User goes multiple levels into the system's folder structure and places the file, (say) A/B/C/D/Z/xxxZxxx.xxx

We need to make a system that reads the file name and suggests the path where it is to be placed.

In this case the file name contains the last part of path, which is a Business Object directory but it may not contain. We have such paths and documents in order of 10^5.

And new paths i.e. business objects may be added with time, which makes this a multi-class classification with approx 10^5 classes that keep on increasing

Is this solvable ?

I tried using a bag of characters (Inspired from bag of words) as a feature vector which failed.

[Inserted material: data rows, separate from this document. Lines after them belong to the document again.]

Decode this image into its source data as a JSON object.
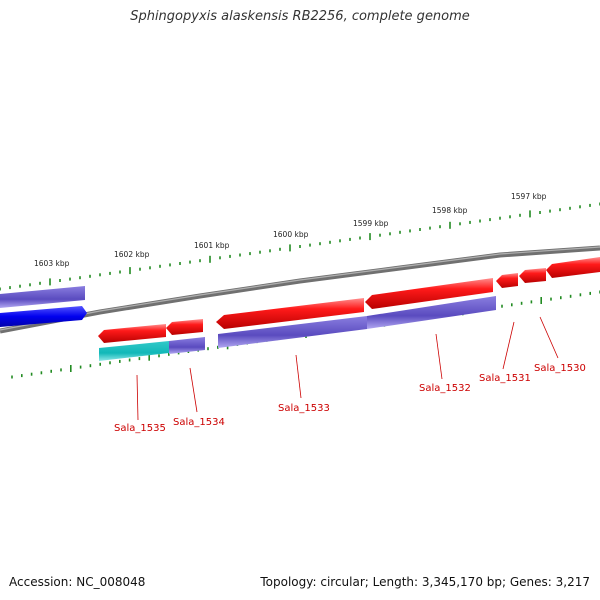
{
  "title": "Sphingopyxis alaskensis RB2256, complete genome",
  "accession": "Accession: NC_008048",
  "stats": "Topology: circular; Length: 3,345,170 bp; Genes: 3,217",
  "scale_labels": [
    "1603 kbp",
    "1602 kbp",
    "1601 kbp",
    "1600 kbp",
    "1599 kbp",
    "1598 kbp",
    "1597 kbp"
  ],
  "genes": [
    "Sala_1535",
    "Sala_1534",
    "Sala_1533",
    "Sala_1532",
    "Sala_1531",
    "Sala_1530"
  ],
  "colors": {
    "backbone": "#808080",
    "forward_cds": "#ff0000",
    "reverse_cds": "#6655cc",
    "blue_feature": "#0000ee",
    "cyan_feature": "#22cccc",
    "scale_ticks": "#228b22",
    "gene_label": "#cc0000"
  }
}
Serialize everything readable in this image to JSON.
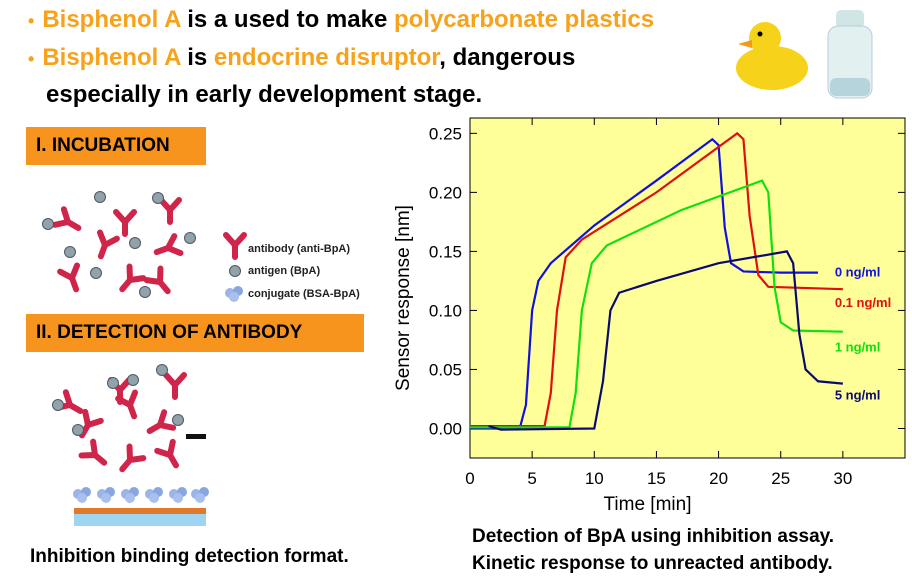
{
  "bullets": [
    {
      "parts": [
        "Bisphenol A",
        " is a used to make ",
        "polycarbonate plastics"
      ]
    },
    {
      "parts": [
        "Bisphenol A",
        " is ",
        "endocrine disruptor",
        ", dangerous especially in early development stage."
      ]
    }
  ],
  "steps": [
    "I.  INCUBATION",
    "II.  DETECTION OF  ANTIBODY"
  ],
  "legend_items": [
    "antibody (anti-BpA)",
    "antigen (BpA)",
    "conjugate (BSA-BpA)"
  ],
  "left_caption": "Inhibition binding detection format.",
  "chart_caption": [
    "Detection of BpA using inhibition assay.",
    "Kinetic response to unreacted antibody."
  ],
  "chart_data": {
    "type": "line",
    "xlabel": "Time [min]",
    "ylabel": "Sensor response [nm]",
    "xlim": [
      0,
      35
    ],
    "ylim": [
      -0.025,
      0.263
    ],
    "xticks": [
      0,
      5,
      10,
      15,
      20,
      25,
      30
    ],
    "yticks": [
      {
        "value": 0,
        "label": "0.00"
      },
      {
        "value": 0.05,
        "label": "0.05"
      },
      {
        "value": 0.1,
        "label": "0.10"
      },
      {
        "value": 0.15,
        "label": "0.15"
      },
      {
        "value": 0.2,
        "label": "0.20"
      },
      {
        "value": 0.25,
        "label": "0.25"
      }
    ],
    "background": "#ffff99",
    "series": [
      {
        "name": "0 ng/ml",
        "color": "#1010e0",
        "x": [
          0,
          4,
          4.5,
          5,
          5.5,
          6.5,
          10,
          15,
          19.5,
          20,
          20.5,
          21,
          22,
          25,
          28
        ],
        "values": [
          0,
          0,
          0.02,
          0.1,
          0.125,
          0.14,
          0.172,
          0.21,
          0.245,
          0.24,
          0.17,
          0.14,
          0.133,
          0.132,
          0.132
        ]
      },
      {
        "name": "0.1 ng/ml",
        "color": "#e01010",
        "x": [
          0,
          6,
          6.5,
          7,
          7.7,
          9,
          15,
          21.5,
          22,
          22.5,
          23.2,
          24,
          30
        ],
        "values": [
          0.002,
          0.002,
          0.03,
          0.1,
          0.145,
          0.16,
          0.2,
          0.25,
          0.245,
          0.18,
          0.13,
          0.12,
          0.118
        ]
      },
      {
        "name": "1 ng/ml",
        "color": "#10e010",
        "x": [
          0,
          8,
          8.5,
          9,
          9.8,
          11,
          17,
          23.5,
          24,
          24.5,
          25,
          26,
          30
        ],
        "values": [
          0.001,
          0.001,
          0.03,
          0.1,
          0.14,
          0.155,
          0.185,
          0.21,
          0.2,
          0.12,
          0.09,
          0.083,
          0.082
        ]
      },
      {
        "name": "5 ng/ml",
        "color": "#0a0a6e",
        "x": [
          1.5,
          2.5,
          10,
          10.7,
          11.3,
          12,
          15,
          20,
          25.5,
          26,
          26.5,
          27,
          28,
          30
        ],
        "values": [
          0.002,
          -0.001,
          0,
          0.04,
          0.1,
          0.115,
          0.125,
          0.14,
          0.15,
          0.14,
          0.08,
          0.05,
          0.04,
          0.038
        ]
      }
    ]
  }
}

Any comments on any approach that can be followed for this ? Let me know if any other information is needed I will edit the question or change the tags.

1

1 Answers

0
votes

So to make it a truly ML problem please answer the followings:

1) Why cann't you just read the filename and get the chid folder where the file needs to be placed? Is it because as you said user may not proved the name of the child folder as part of the filename? Or is it because there might be many directories with the name that user provided?

2) ML problems typically have patterns that are statistical in nature which are harder to identify with simple naked eye e.g. using regex. Here you can easily find the appropriate folder using a regular expression search, no?